La Suisse, ce petit pays d’Europe, plus connu pour servir de caisse noire aux sous et dessous des potentats du monde via son légendaire « secrets bancaire », vient d’étonner tout son monde par cette histoire de minarets.
En effet, et contre toute attente, le peuple suisse a prouvé dimanche qu’il n’est pas aussi neutre que son gouvernement le prétend.
En votant par référendum une très controversée interdiction d’ériger des minarets sur les mosquées, les Suisses ont mis les pieds dans le plat. Un plat d’un mauvais goût. En adoptant à une majorité de 57,5% la proposition du parti populiste de droite, l’Union démocratique du centre (UDC), ce petit pays, jadis terre d’accueil et d’asile pour tous les persécutés du monde, s’est transformée en territoire d’intolérance et du rejet de l’autre.
L’érection de minarets qui relève tout au plus des règles d’urbanisme est assimilée par le peuple helvète à une volonté de l’Islam et des musulmans de Suisse de prendre de la hauteur… Intrigant de la part d’un pays qui jouit d’une réputation enviable que celle d’offrir son hospitalité à tout le monde, y compris à ceux qui ont pillé les richesses de leurs peuples. Cette volonté d’étêter les mosquées, au-delà de l’argument spécieux lié à la peur de l’extrémisme, traduit en réalité une inquiétude du peuple suisse, notamment ses radicaux face à la formidable évolution de l’Islam grâce au travail patient de ses fidèles serviteurs.
Une montre suisse mal réglée
Sinon, comment expliquer le fait que les clochers des églises n’aient pas troublé le sommeil des citoyens de la confédération, si tant est que ce soit une simple question de hauteur ? En quoi un minaret, aussi haut soit-il, puisse-t-il porter atteinte à la laïcité de ce pays ?
Il est, hélas, difficile de trouver d’autres motivations « passables » pour une aussi grave atteinte à la liberté de culte. Preuve en est que la Suisse devra prochainement amender sa Constitution, très libérale, pour intercaler ce scandaleux rejet de l’Islam. Les réactions indignées du monde entier à cette interdiction désormais officielle viennent confirmer que le veto suisse contre les minarets est tout à fait indéfendable. Mieux encore, même dans ce pays des voix se sont élevées depuis hier pour exprimer des inquiétudes quant aux conséquences que cela pourrait avoir sur les rapports commerciaux et diplomatiques avec le monde musulman.

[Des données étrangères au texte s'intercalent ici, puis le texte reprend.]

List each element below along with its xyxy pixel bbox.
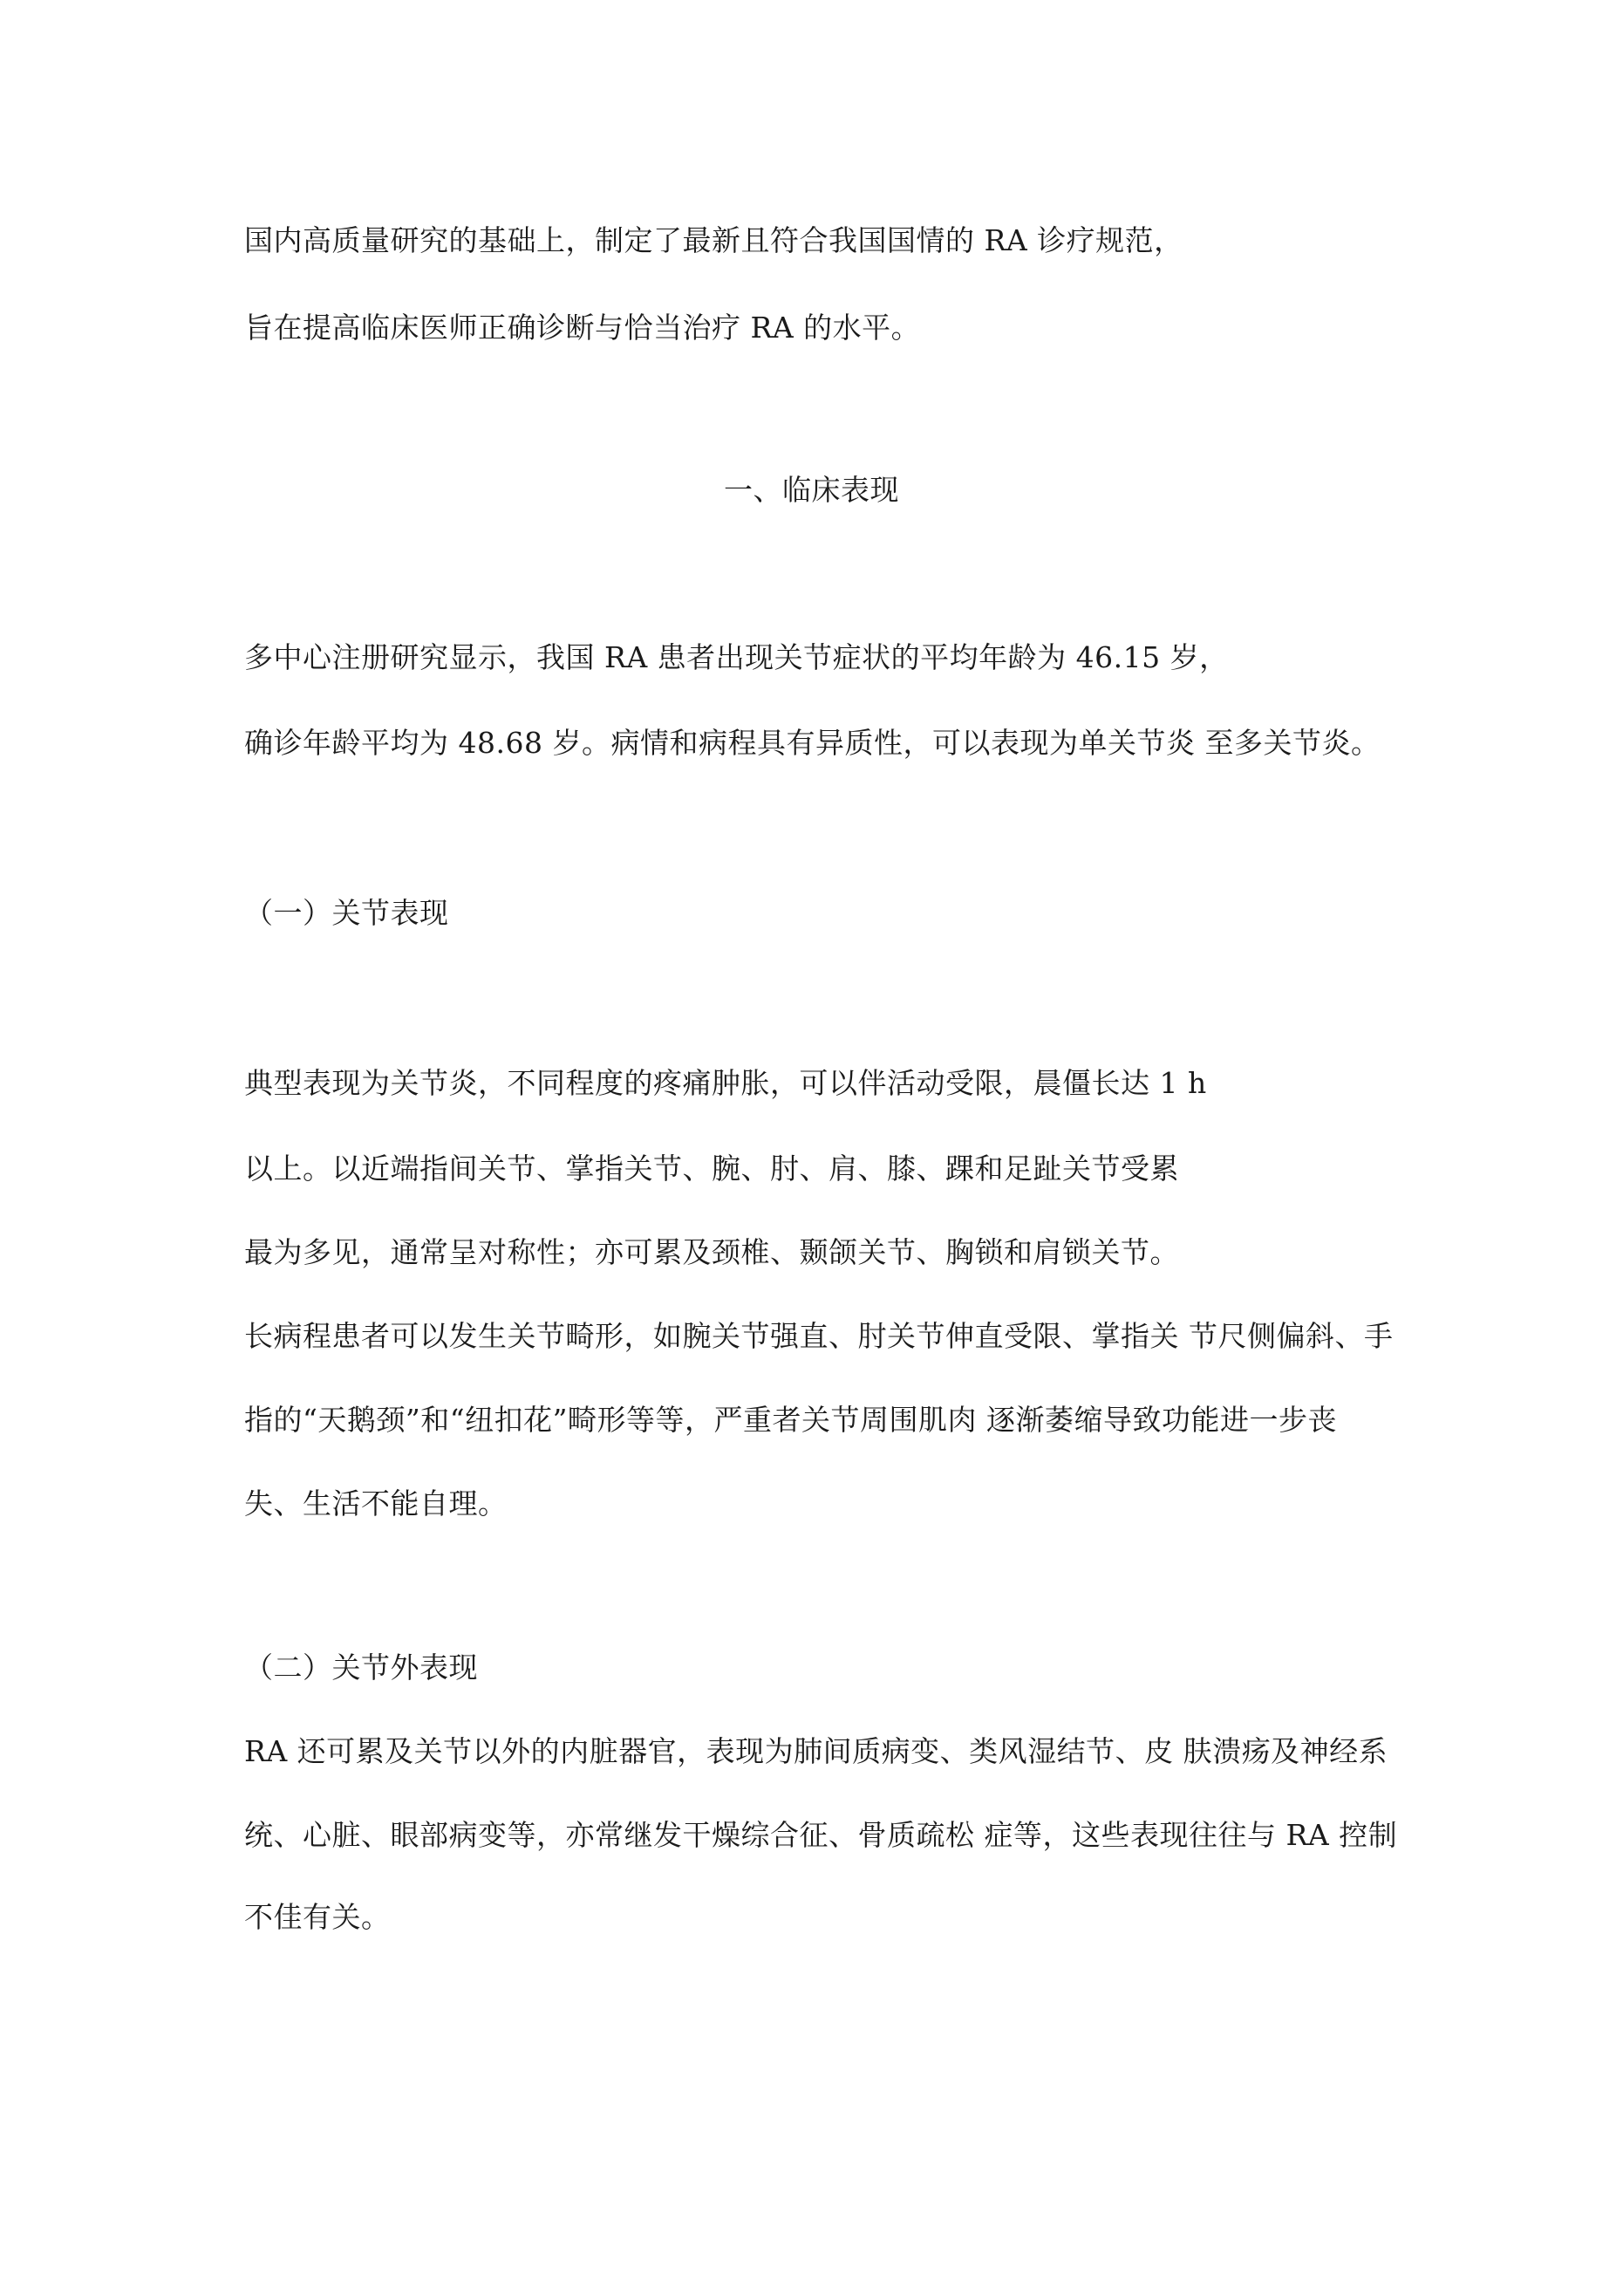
subsection-heading-joint-manifestations: （一）关节表现 [244, 896, 449, 930]
section1-para-line-2: 确诊年龄平均为 48.68 岁。病情和病程具有异质性，可以表现为单关节炎 至多关节炎。 [244, 726, 1381, 760]
subsection2-line-3: 不佳有关。 [244, 1900, 391, 1934]
section-heading-clinical-manifestations: 一、临床表现 [724, 473, 899, 507]
intro-line-2: 旨在提高临床医师正确诊断与恰当治疗 RA 的水平。 [244, 311, 921, 345]
subsection2-line-1: RA 还可累及关节以外的内脏器官，表现为肺间质病变、类风湿结节、皮 肤溃疡及神经系 [244, 1734, 1388, 1768]
subsection1-line-2: 以上。以近端指间关节、掌指关节、腕、肘、肩、膝、踝和足趾关节受累 [244, 1151, 1179, 1186]
section1-para-line-1: 多中心注册研究显示，我国 RA 患者出现关节症状的平均年龄为 46.15 岁， [244, 640, 1229, 674]
subsection1-line-3: 最为多见，通常呈对称性；亦可累及颈椎、颞颌关节、胸锁和肩锁关节。 [244, 1235, 1179, 1269]
subsection1-line-5: 指的“天鹅颈”和“纽扣花”畸形等等，严重者关节周围肌肉 逐渐萎缩导致功能进一步丧 [244, 1403, 1337, 1437]
intro-line-1: 国内高质量研究的基础上，制定了最新且符合我国国情的 RA 诊疗规范， [244, 223, 1183, 257]
subsection2-line-2: 统、心脏、眼部病变等，亦常继发干燥综合征、骨质疏松 症等，这些表现往往与 RA 控制 [244, 1818, 1398, 1852]
subsection1-line-4: 长病程患者可以发生关节畸形，如腕关节强直、肘关节伸直受限、掌指关 节尺侧偏斜、手 [244, 1319, 1394, 1353]
subsection1-line-1: 典型表现为关节炎，不同程度的疼痛肿胀，可以伴活动受限，晨僵长达 1 h [244, 1066, 1207, 1100]
subsection-heading-extra-articular-manifestations: （二）关节外表现 [244, 1650, 478, 1684]
subsection1-line-6: 失、生活不能自理。 [244, 1486, 508, 1520]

« Je crains effectivement (…) que ce résultat ne soit pas sans conséquences pour nos exportations et la branche du tourisme. Ces dernières années, par exemple, le nombre de nuitées des visiteurs du pays du Golfe a augmenté de 15% par an », a déclaré la ministre de la Justice et de la Police suisse, Eveline Widmer-Schlumpf, au journal Le Temps. Un constat que partage le politologue Pascal Sciariani de l’Université de Genève : « Il n’y aura pas forcément d’appel explicite des gouvernements de ces pays à boycotter la Suisse, mais il peut y avoir des réactions individuelles ou de l’élite appelant les musulmans à réduire leurs fortunes gérées en Suisse, à réduire leurs voyages touristiques, notamment à Genève, ou à compliquer les relations commerciales avec la Suisse ».
Pour cause, la Suisse, Genève plus exactement, qui dans l’imaginaire populaire passe pour être l’eldorado des grosses fortunes de dirigeants arabes et musulmans, risque de subir le retour de flammes.
Selon les estimations, les visites à Genève des ressortissants des pays du Golfe génèrent environ 250 millions de francs suisses (164 millions d’euros) chaque année, soit un dixième des revenus touristiques de la ville. Il y a donc sérieusement de quoi inquiéter ces Suisses qui vivent des pétrodollars arabes.
« Le regard du monde musulman sur la Suisse ne sera plus jamais le même », a d’ailleurs averti hier le directeur du Centre d’études et de recherche sur le monde arabe et méditerranéen à Genève, Hasni Abidi. Il est évident que la Suisse et son peuple ont déçu 400 000 de leurs compatriotes musulmans qui y sont établis. Une fois n’est pas coutume, la montre suisse est cette fois-ci mal réglée… Et ce sera du « chocolat » béni pour les radicaux qui agissent à l’ombre des minarets.